Multi-Tenant Applications – Handling Common Data

database-designmultitenancy

I am designing a multi-tenant application which will use the same database schema for a separate DB instance per-tenant (i.e. every time I get a new customer, I create a new database for them). This approach is desirable for its simplicity in that I won't need to filter data per-tenant -> I can just select every User in dbo.Users, for example – no need to filter by CustomerId / no danger that I forget to and accidentally expose the wrong data to the wrong customer.

What I am wondering is how to handle data which is common to all databases. Postcodes (Zipcodes) would be a great example. It looks like I either need to replicate this data in each database (which will be a nightmare to maintain and will mean I am storing loads of duplicated data) OR I need to use some common database which then prevents me from joining tables in the natural way, or using e.g. EntityFramework out of the box. Neither of these sound right/better than the other.

Does anyone have a good strategy for this?

Best Answer

I need to use some common database which then prevents me from joining tables in the natural way, or using e.g. EntityFramework out of the box.

You can use EntityFramework.DynamicFilters for this. It allows you to put a dynamic filter on your model that will be applied to all queries (both direct queries and loading related entities).

For example, I use DynamicFilters to filter soft-deleted items. Items with DeletedOn != null will be hidden from sight.

modelBuilder.Filter("IsDeleted", (BaseEntity d) => d.DeletedOn, null);

You could use a similar approach, something like:

modelBuilder.Filter("CustomerId", (User u) => u.CustomerId, GetCurrentCustomerId());

This mostly disables your further reasoning to use multi-tenancy purely to separate customer data.


However, there are other considerations that can lead you to want to use a multi-tenant platform.

I am designing a multi-tenant application which will use the same database schema for a separate DB instance per-tenant (i.e. every time I get a new customer, I create a new database for them).

  • What happens when you have customers, and you then wish to upgrade your database schema. Are you enforcing upgrades across the board, or are you going to allow customers to upgrade when/if they want to?

  • What happens when one customer requires a restore of their data? Do you want to be able to only restore that customer's data? (I assume so - I just wanted to point this out).

Both cases can be strong point for using multi-tenancy: customers can upgrade at their own pace, and can receive data restores without affecting other customers.

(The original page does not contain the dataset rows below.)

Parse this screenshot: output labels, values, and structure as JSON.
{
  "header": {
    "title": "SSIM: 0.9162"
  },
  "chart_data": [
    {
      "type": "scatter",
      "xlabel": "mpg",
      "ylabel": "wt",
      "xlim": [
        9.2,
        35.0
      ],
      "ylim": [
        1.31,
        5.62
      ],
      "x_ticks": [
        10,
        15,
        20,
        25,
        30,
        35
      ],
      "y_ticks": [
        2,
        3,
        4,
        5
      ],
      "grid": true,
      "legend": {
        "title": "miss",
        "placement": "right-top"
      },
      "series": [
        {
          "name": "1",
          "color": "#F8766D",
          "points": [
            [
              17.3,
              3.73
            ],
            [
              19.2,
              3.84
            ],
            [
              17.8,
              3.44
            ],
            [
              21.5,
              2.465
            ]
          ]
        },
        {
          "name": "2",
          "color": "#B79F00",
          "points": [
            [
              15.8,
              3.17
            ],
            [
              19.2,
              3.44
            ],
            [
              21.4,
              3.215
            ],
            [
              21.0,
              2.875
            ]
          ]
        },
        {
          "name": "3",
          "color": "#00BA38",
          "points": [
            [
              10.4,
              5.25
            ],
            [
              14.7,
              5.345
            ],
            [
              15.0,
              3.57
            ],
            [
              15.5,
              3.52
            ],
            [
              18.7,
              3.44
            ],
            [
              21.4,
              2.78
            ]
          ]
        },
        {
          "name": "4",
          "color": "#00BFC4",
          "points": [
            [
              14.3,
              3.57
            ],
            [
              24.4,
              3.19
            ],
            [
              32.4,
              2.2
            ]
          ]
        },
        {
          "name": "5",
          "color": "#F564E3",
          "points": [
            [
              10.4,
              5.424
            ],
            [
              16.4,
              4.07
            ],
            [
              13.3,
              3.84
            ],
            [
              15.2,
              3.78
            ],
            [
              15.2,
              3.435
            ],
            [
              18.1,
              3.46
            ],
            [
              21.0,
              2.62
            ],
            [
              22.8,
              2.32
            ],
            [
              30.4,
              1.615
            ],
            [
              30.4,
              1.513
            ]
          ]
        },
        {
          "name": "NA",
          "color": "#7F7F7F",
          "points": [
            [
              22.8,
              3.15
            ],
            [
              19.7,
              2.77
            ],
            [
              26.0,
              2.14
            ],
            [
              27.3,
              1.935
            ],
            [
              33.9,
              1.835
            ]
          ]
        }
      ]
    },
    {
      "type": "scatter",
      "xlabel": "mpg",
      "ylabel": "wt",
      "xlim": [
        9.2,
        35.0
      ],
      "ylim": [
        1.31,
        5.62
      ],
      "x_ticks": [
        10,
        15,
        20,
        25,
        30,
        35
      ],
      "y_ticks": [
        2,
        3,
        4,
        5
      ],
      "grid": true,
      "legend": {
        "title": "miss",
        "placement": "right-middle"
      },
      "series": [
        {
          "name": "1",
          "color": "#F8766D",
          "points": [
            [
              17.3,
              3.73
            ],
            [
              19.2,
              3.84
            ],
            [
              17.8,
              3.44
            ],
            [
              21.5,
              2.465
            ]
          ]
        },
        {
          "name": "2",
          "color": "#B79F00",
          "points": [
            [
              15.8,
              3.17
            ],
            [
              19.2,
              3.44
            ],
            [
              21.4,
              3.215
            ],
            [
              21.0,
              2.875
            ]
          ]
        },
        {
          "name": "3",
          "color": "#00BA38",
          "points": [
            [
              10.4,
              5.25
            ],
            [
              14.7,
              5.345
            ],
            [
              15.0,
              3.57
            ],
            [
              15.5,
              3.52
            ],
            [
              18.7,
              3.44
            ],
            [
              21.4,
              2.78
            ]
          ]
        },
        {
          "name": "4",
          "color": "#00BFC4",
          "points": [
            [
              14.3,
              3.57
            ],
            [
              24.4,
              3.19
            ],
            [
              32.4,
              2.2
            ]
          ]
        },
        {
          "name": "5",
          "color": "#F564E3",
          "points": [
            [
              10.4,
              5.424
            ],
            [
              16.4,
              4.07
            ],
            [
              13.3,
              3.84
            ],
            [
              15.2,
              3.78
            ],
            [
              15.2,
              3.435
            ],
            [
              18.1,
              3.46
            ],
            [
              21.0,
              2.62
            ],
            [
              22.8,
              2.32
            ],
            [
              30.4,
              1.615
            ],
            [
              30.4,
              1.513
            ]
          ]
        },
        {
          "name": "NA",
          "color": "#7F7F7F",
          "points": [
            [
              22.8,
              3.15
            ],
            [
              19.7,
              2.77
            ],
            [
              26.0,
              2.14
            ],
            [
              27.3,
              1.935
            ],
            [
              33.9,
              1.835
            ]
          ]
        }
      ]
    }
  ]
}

However, then we run into another issue: common data between different application versions. If the common data changes during an upgrade, you're going to run into trouble.

I know your examples of ZIP codes is less applicable here, as they're not prone to being changed between versions; but the general point still stands: some common data may indeed change between versions.

There are two solutions here, I will discuss both briefly.


1. Hosting the common data

You can keep a centralized database of common data, but I suggest hiding this behind a service. This gives you the possibility of easily returning versioned common data. Every tenant will tell you what their current version is (e.g. v1.3) and your service then ensures that it returns the common data for version 1.3.

This gives you the separation you need, but there are some issues here: it costs overhead to create the web service, and it's effectively an external dependency that you're always going to have to rely on.

I prefer this approach for common data which is not version-specific and instead considered "globally correct" (such as a list of ZIP codes).
However, there needs to be a reasonable data size to warrant putting it into a centralized repository. If it's 5 fields, the overhead of creating the service far outweighs the data footprint of copying those 5 lines in all tenants.


2. Loading the common data into the tenant

I prefer this approach for common data which is version-specific, unless the data is so large that it becomes a problem to include it in every tenant separately.

In short, you can achieve this using (for example) database seeding in EF, which allows you to update the common data at the same time you upgrade the database schema to a newer version.

There are many ways to achieve this. I like database seeding as it ties nicely into the schema upgrade process.


I understand why you want to centralize data - it's shared data right? But there is a line of reasonability here, not every abstraction is necessary.

As an oversimplified example, consider the idea that when your entities all have audit fields (CreatedOn, ModifiedOn, ...), you tend to abstract this in a IAuditable or AuditableEntity. That is good practice
However, when you have three entities (Person, Country and StuffedAnimal) which all have a Name property, that doesn't mean that you should abstract this into a INamed or NamedEntity. This no longer a reasonable argument.

The same is happening here. When you apply the theory to the letter, then shared data should be abstracted into a centralized point. However, by that same logic, you also shouldn't be using multi-tenancy then because they have a shared database schema, right?

You shouldn't apply the theory to the letter here, and instead consider the practical application. A tenant is created specifically to run independently from the other tenants. There are several benefits to doing so, but "pure abstraction" isn't one of them. If anything, multi-tenancy is refusing to abstract or share resources specifically so you can prevent issues from becoming a global issue for all yoru customers.

If you need updates to your common data to be propagated to all tenants at all times, then option 1 is better.

If you want to ability to version your common data for your tenants, then you are better off keeping the data locally inside the tenants themselves.